A restored 1949 dark-green Chevrolet truck sitting in Richard and Steve Fellows toolshed brought back memories. So did their John Deere A tractor and their 4020 ... I could go on.
My late father had vehicles and machines that would have value today, but he sold them way before anyone realized there would be antique collectors chasing down old cars and tractors. Dad didn’t hold on to things — at least, not things that wound up being worth anything.
Why wasn’t he like his uncle? I remember Dad telling Mom in the 1970s that his “Uncle C” was running around to auctions, buying up old pieces of furniture and farm items — everything from egg baskets to old wooden dressers. Uncle C told my dad the stuff would be valuable someday. Some of it was.
Why didn’t Dad do that? Later in life, he told me the rest of the story, as the late Paul Harvey would say. When Uncle C was younger, in the ’30s and ’40s, he threw away everything in sight. If a chair went too long without being sat in, it got tossed onto the burn pile. He didn’t want any junk around!
Grandad’s old Chevy
The Fellowses’ ’49 Chevy truck reminded me of my Granddad Housefield’s Chevy car. It was a ’52 or ’53 model Chevy. I was young; I don’t remember exactly, and my late father and mother aren’t here to ask. Grandpa bought it used after he learned to drive — at age 70! I still remember as a kid sitting in the back seat, bouncing around to get a better view. Nobody had heard of seat belts, and certainly not car seats. Somehow, I’m still here today.

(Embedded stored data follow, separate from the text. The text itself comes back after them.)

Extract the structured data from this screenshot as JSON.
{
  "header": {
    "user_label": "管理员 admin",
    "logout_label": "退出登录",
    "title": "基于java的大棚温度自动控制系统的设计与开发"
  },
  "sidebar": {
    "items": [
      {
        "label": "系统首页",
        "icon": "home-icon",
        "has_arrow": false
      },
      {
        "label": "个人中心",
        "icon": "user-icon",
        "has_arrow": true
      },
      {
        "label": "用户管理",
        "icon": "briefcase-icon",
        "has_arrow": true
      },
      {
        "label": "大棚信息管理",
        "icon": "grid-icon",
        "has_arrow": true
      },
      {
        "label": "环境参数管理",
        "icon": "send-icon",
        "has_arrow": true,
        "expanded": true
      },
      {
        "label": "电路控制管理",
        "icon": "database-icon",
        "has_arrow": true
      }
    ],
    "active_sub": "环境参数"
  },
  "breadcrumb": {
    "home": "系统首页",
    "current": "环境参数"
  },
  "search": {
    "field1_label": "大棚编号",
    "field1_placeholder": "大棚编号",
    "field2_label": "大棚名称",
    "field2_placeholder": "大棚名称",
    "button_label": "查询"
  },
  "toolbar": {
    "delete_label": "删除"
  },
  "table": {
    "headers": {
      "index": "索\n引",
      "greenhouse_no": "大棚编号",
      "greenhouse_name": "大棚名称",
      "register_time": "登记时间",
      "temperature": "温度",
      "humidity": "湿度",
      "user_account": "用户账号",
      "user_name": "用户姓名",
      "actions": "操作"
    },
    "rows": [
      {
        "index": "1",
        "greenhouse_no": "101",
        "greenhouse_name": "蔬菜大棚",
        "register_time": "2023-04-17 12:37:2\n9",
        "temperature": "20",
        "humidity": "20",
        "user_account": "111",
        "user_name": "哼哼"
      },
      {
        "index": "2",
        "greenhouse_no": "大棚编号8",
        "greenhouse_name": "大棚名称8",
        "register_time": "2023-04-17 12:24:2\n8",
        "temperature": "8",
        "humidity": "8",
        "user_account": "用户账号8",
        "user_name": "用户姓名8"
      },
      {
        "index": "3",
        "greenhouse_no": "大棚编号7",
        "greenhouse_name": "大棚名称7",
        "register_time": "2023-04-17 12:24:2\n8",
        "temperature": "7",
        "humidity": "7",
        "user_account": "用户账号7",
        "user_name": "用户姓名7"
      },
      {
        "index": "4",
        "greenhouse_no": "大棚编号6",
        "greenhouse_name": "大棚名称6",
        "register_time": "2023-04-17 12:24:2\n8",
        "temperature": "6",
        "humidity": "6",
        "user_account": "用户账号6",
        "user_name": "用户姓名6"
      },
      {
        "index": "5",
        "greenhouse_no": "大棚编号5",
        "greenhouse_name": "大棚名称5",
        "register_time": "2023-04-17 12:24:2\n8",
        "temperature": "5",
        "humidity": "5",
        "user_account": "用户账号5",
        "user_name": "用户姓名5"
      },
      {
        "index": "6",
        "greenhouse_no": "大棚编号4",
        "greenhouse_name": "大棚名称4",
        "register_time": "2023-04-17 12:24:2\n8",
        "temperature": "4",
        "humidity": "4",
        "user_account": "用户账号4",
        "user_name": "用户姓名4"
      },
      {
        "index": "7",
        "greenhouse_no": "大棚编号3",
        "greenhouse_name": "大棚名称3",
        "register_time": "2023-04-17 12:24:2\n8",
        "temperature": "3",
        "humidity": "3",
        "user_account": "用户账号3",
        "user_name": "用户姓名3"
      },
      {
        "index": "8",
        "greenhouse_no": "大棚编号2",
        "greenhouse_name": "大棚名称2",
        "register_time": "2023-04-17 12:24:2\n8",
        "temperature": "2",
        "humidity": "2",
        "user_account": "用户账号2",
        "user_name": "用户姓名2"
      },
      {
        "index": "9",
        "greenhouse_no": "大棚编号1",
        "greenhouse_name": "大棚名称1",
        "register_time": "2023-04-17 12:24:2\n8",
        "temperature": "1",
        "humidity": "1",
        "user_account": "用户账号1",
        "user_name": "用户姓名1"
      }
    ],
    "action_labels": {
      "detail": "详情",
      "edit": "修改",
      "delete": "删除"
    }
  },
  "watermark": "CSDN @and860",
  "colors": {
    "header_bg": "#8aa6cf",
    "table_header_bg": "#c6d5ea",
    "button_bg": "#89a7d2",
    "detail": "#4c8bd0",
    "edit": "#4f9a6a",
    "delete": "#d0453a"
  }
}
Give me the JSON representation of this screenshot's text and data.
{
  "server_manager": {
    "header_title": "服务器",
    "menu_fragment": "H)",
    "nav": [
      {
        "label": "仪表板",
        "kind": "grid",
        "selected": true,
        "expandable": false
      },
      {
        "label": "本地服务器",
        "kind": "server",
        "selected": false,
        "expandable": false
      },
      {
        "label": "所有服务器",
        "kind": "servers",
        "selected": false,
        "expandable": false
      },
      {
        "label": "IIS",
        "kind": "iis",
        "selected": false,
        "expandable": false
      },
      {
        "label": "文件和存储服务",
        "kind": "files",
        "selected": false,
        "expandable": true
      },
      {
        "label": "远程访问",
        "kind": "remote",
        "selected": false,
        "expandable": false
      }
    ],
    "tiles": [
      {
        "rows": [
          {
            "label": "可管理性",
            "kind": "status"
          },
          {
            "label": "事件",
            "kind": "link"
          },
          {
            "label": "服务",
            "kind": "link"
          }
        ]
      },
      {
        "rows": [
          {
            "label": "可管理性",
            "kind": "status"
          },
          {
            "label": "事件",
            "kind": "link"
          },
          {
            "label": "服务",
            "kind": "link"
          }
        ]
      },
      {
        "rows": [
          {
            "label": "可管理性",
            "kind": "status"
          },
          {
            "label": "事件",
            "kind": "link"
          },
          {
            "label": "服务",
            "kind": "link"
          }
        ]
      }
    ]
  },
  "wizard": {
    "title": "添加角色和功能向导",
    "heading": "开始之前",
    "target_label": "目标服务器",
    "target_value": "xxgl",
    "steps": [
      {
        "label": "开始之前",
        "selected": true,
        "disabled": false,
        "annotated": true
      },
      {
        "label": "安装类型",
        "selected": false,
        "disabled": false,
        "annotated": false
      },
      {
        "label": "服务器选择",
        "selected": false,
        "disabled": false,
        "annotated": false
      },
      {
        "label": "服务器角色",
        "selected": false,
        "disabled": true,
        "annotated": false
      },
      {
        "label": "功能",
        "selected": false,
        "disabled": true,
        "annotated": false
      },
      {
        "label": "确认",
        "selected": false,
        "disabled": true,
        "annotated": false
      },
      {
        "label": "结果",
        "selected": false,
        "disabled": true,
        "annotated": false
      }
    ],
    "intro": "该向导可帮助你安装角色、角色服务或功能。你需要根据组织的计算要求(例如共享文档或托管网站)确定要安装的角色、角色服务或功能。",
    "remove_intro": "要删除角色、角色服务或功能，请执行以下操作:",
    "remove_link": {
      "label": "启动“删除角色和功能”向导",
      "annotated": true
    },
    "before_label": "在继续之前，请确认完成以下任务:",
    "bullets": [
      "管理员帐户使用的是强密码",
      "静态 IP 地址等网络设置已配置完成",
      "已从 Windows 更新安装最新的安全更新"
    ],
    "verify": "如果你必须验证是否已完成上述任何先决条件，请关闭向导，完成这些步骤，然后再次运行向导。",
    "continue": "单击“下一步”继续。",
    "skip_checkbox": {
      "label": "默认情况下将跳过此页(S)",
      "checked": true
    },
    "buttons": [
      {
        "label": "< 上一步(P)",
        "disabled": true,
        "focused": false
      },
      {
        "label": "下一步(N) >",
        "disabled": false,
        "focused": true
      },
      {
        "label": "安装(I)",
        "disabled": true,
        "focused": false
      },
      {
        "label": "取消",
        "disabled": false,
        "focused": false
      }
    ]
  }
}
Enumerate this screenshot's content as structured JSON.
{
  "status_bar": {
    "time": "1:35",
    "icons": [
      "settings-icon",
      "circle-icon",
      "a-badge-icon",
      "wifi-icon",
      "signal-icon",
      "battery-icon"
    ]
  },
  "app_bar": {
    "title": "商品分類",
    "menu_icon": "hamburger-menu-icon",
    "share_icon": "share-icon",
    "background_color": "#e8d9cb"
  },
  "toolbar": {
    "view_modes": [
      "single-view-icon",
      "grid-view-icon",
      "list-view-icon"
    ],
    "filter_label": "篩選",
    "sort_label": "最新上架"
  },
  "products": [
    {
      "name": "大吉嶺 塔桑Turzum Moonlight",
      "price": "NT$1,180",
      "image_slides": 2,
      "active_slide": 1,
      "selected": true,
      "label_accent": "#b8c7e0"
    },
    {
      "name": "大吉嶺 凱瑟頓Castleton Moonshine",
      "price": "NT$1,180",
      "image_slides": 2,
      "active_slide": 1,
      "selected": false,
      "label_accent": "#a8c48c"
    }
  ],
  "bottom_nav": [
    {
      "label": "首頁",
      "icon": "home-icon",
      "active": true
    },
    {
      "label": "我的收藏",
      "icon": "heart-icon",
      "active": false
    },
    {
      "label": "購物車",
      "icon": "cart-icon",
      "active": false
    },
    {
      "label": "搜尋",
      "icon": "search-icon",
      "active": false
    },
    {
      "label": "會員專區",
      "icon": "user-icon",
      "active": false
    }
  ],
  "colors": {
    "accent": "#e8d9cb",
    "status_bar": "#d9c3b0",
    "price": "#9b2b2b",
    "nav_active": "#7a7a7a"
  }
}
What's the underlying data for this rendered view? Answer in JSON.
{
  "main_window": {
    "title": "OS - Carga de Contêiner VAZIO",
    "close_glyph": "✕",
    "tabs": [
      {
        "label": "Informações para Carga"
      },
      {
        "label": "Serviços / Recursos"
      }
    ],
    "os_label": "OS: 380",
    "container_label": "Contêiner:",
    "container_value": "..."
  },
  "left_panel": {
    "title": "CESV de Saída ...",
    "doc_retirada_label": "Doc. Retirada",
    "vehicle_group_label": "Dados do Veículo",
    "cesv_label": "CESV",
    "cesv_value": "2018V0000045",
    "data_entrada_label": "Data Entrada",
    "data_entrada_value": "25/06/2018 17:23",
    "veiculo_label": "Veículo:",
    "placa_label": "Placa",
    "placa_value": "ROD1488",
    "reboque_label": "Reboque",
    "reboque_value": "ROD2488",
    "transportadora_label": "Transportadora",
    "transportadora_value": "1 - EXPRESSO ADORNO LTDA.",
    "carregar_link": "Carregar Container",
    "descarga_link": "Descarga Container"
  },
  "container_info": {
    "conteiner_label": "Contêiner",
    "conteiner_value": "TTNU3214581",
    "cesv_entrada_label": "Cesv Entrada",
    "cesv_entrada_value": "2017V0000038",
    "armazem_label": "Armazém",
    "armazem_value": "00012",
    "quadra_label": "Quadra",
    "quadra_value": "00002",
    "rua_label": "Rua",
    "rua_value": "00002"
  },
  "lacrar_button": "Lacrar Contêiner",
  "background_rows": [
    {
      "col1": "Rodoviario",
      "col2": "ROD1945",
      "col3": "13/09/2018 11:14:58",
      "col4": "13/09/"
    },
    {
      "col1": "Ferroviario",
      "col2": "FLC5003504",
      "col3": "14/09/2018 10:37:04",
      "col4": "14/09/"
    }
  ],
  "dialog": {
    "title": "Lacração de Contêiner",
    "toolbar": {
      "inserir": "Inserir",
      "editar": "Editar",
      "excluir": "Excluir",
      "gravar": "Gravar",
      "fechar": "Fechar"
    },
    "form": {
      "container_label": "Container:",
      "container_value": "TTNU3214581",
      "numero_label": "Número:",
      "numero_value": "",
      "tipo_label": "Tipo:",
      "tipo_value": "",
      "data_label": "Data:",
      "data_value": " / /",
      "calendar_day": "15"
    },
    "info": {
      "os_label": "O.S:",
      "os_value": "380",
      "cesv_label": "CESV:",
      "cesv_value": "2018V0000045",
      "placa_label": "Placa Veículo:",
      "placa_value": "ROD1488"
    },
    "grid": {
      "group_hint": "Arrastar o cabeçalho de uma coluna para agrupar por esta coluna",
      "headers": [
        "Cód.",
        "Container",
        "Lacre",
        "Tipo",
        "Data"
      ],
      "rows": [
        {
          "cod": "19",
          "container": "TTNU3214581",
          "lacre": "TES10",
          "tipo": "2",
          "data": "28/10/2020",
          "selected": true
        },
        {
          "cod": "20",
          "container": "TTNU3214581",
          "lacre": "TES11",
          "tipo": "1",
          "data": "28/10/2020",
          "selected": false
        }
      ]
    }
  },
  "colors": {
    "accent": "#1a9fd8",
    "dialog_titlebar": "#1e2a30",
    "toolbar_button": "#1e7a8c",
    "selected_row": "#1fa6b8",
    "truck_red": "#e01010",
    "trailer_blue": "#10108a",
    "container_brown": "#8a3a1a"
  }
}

Grandpa came to live with us after Grandma died. He could no longer see well enough to drive, so he let Dad park his car in our circle drive with a “for sale” sign on it. Our milk hauler bought it — for $100! Both Dad and Grandpa thought they got a great price. Try finding one of those cars today!
Where is our tractor, Dad?
When my brother and I were in college, we decided we needed our own tractor. I don’t remember why we needed it, but we found someone willing to sell us an old Allis-Chalmers WC. He was greedier than Dad — we paid $300. Our friends helped us paint it, and we used it on the farm … when it would run.
Dad also had an Oliver 88. That thing would flat-out fly on the road. I remember plowing with a three-bottom plow — the kind where you reached back and tugged on a trip rope on the ends.
My brother and I went off to college and jobs. One day in the late 1970s we came home, and a new piece of equipment was in the driveway. But when we looked, the WC and 88 weren’t in the toolshed.
“Oh, I traded them off,” Dad said, smiling. “Got a good deal. We didn’t need them just sitting around here anymore. They weren’t worth much.”
I didn’t have the heart to inquire how much “not much” was. Some 40 years later, I’m sure they would be worth several times whatever “not much” was.
My wife says I’m turning into my dad. I’m sure she’s waiting for the day when I start selling the stuff I’ve collected and decide my big boy toys “aren’t worth much!”